Data VLANs: Also called as user VLAN, the data VLAN is specified only for user-generated data. How you group your data into VLANs (such as departments or workgroups) depends on your organizational structure and business processes. Before configuring the data VLAN, take a moment to review the big picture of potential VLANs and evaluate the logic of how to group users.
Voice VLANs: If your organization uses Voice over IP (VOIP), you may want to have a separate voice VLAN. This protects bandwidth for other applications and secure VoIP quality.
Default VLANs: It can refer to one of two types. Typically, this includes when all ports on the default VLAN device are turned on. On most switches, this default should be changed to VLAN 1 and for security reasons. Some network managers may use the term “default VLAN” to refer to VLAN, when all ports are assigned when not in use.
Native VLANs: The native VLAN is the one in which non-separate traffic will be kept on receipt at the trunk port. This allows your VLAN to support legacy devices or devices that do not mark their traffic as mere wireless access points and network-connected devices.
Benefits of VLANs
Simplified administration for the network manager
One of the best things about virtualization is that it simplifies administration.
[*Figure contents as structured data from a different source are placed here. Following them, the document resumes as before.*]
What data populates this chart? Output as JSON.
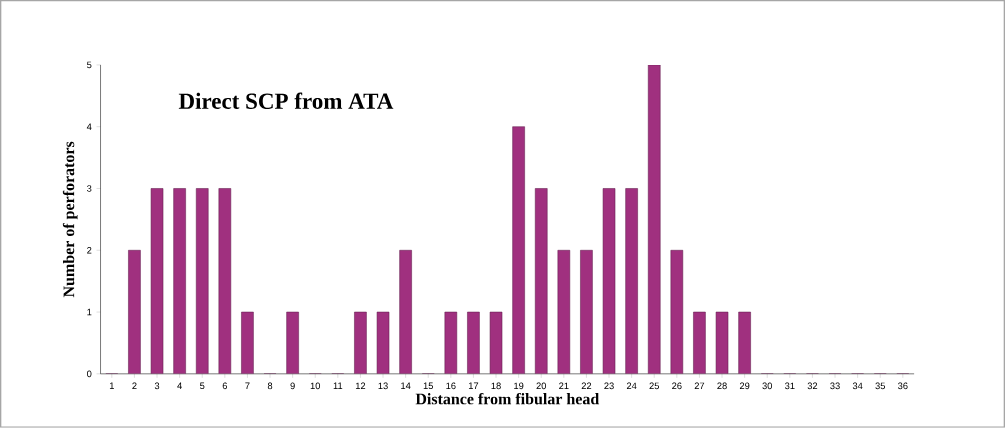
{
  "chart_data": {
    "type": "bar",
    "title": "Direct SCP from ATA",
    "xlabel": "Distance from fibular head",
    "ylabel": "Number of perforators",
    "categories": [
      "1",
      "2",
      "3",
      "4",
      "5",
      "6",
      "7",
      "8",
      "9",
      "10",
      "11",
      "12",
      "13",
      "14",
      "15",
      "16",
      "17",
      "18",
      "19",
      "20",
      "21",
      "22",
      "23",
      "24",
      "25",
      "26",
      "27",
      "28",
      "29",
      "30",
      "31",
      "32",
      "33",
      "34",
      "35",
      "36"
    ],
    "values": [
      0,
      2,
      3,
      3,
      3,
      3,
      1,
      0,
      1,
      0,
      0,
      1,
      1,
      2,
      0,
      1,
      1,
      1,
      4,
      3,
      2,
      2,
      3,
      3,
      5,
      2,
      1,
      1,
      1,
      0,
      0,
      0,
      0,
      0,
      0,
      0
    ],
    "color": "#a0307f",
    "ylim": [
      0,
      5
    ],
    "yticks": [
      0,
      1,
      2,
      3,
      4,
      5
    ],
    "grid": false
  }
}
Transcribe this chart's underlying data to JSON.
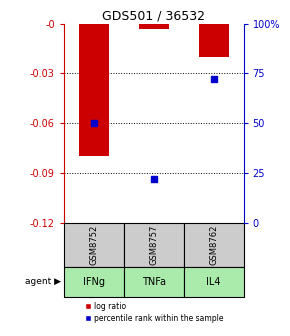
{
  "title": "GDS501 / 36532",
  "samples": [
    "GSM8752",
    "GSM8757",
    "GSM8762"
  ],
  "agents": [
    "IFNg",
    "TNFa",
    "IL4"
  ],
  "log_ratios": [
    -0.08,
    -0.003,
    -0.02
  ],
  "percentiles": [
    50,
    22,
    72
  ],
  "ylim_left": [
    -0.12,
    0
  ],
  "ylim_right": [
    0,
    100
  ],
  "yticks_left": [
    0,
    -0.03,
    -0.06,
    -0.09,
    -0.12
  ],
  "yticks_right": [
    100,
    75,
    50,
    25,
    0
  ],
  "ytick_labels_left": [
    "-0",
    "-0.03",
    "-0.06",
    "-0.09",
    "-0.12"
  ],
  "ytick_labels_right": [
    "100%",
    "75",
    "50",
    "25",
    "0"
  ],
  "bar_color": "#cc0000",
  "dot_color": "#0000cc",
  "sample_box_color": "#cccccc",
  "agent_box_color": "#aaeaaa",
  "title_color": "#000000",
  "left_axis_color": "#cc0000",
  "right_axis_color": "#0000cc",
  "bar_width": 0.5,
  "legend_labels": [
    "log ratio",
    "percentile rank within the sample"
  ]
}
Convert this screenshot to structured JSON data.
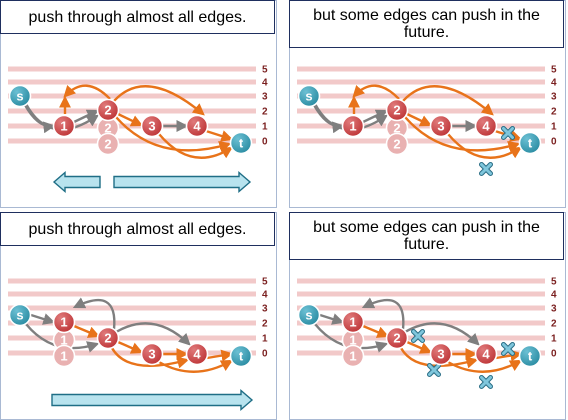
{
  "panels": [
    {
      "id": "tl",
      "title": "push through almost all edges.",
      "variant": "A",
      "show_x_marks": false,
      "bottom_arrows": "split"
    },
    {
      "id": "tr",
      "title": "but some edges can push in the future.",
      "variant": "A",
      "show_x_marks": true,
      "bottom_arrows": "none"
    },
    {
      "id": "bl",
      "title": "push through almost all edges.",
      "variant": "B",
      "show_x_marks": false,
      "bottom_arrows": "right"
    },
    {
      "id": "br",
      "title": "but some edges can push in the future.",
      "variant": "B",
      "show_x_marks": true,
      "bottom_arrows": "none"
    }
  ],
  "levels": [
    "5",
    "4",
    "3",
    "2",
    "1",
    "0"
  ],
  "node_labels": {
    "s": "s",
    "t": "t",
    "n1": "1",
    "n2": "2",
    "n3": "3",
    "n4": "4"
  },
  "colors": {
    "stripe": "#f2c9c9",
    "level_label": "#7a1f1f",
    "node_red": "#c0393b",
    "node_ghost": "#e9b1b1",
    "node_teal": "#2e8fa5",
    "node_teal_dark": "#1b6b81",
    "arrow_gray": "#7f7f7f",
    "arrow_orange": "#e8731a",
    "x_mark": "#7fc6dc",
    "big_arrow_fill": "#b8e3ee",
    "big_arrow_stroke": "#1f6e86"
  }
}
By logically grouping users into similar virtual networks, you can set and control your policies at the group level. When users physically move workstations, you can place them on the same network with different devices. Or if computers change but not workstations, they can easily be given access to the new VLANs they need.
The use of VLANs improves security by reducing both internal and external risks. Internally, isolating users improves security and privacy by ensuring that users can only access networks that apply to their responsibilities. External threats are also minimized. If an external attacker is able to gain access to a single VLAN, it will be included in that network to be divided from your network by its limitations and restrictions.
Easier fault management
Network troubleshooting is easier and faster when different user groups are segmented and segregated. If you know that your complaint is only originating from a certain subset of users, you can quickly narrow down where to look for the problem.
Improved quality of service
VLANs manage traffic more efficiently to make their end users work better. You have fewer latency issues on your network and more reliability for critical applications. VLANs also greatly simplify traffic prioritization, so you can ensure that critical application data continues to flow even when the lowest-priority traffic occurs, such as spikes in web browsing.